Suleyman laughed. “If I had one, soon I would get two!” He closed the checkbook and shoved it under the papers again. “So why don’t you bring me some gold—eh, Al? Why not a gold necklace or bracelet? Those old Egyptians had a lot of gold. King Tut—you remember him?”
“Yes, I do, but he was a rare case,” said I. “Of all the tombs in Egypt, his was the only one that hadn’t been robbed before the archaeologists found it.”

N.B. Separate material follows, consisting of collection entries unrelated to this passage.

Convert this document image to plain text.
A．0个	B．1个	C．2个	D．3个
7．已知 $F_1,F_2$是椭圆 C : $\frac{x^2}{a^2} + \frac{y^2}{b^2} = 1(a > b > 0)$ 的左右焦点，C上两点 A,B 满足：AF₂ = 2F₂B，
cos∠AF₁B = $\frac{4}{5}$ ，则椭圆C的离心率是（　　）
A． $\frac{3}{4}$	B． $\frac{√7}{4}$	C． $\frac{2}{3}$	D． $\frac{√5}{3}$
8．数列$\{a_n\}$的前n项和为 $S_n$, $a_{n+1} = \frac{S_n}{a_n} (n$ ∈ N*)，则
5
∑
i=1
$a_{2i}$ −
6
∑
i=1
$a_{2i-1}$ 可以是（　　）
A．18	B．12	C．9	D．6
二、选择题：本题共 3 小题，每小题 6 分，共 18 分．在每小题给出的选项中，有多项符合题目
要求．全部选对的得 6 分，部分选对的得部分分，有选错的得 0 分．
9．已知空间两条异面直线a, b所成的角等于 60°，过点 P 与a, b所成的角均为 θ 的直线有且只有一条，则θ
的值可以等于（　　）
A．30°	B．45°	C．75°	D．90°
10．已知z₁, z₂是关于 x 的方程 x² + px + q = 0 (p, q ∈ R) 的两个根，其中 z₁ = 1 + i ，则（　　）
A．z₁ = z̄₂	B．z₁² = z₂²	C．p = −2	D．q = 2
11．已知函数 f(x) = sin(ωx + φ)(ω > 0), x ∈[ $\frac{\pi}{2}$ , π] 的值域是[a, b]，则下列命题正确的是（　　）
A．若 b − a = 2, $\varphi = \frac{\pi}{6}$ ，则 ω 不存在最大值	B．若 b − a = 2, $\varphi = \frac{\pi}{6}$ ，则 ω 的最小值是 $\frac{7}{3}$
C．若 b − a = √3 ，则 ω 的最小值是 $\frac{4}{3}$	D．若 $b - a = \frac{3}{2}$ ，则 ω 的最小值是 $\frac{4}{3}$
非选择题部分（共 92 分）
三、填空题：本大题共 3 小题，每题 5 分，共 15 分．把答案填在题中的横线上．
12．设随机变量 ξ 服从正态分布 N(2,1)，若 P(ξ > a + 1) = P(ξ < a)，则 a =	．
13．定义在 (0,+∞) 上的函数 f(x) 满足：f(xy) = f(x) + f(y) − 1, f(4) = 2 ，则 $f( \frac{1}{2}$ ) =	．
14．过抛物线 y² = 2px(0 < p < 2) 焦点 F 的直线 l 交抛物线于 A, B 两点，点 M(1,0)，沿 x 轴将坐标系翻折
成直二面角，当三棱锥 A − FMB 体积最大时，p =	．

“A sad pity the finder of him wasn’t your great-grandfather, instead of them Englishmen. Think of finding a treasure in the ground!” The notion lit a flame in Mahir’s eyes. It died suddenly, however, and he wrinkled his brow. “But there was a curse put on them, people say. After, they had bad, bad luck all the time—yes?”
“That’s the story Still, I imagine my great-grandfather would’ve risked the curse for such a marvelous discovery. He told me that he walked over the entrance to Tutankhamen’s grave a hundred times, and never suspected what lay just beneath the sand. So I have no gold other than what’s in my watch chain.”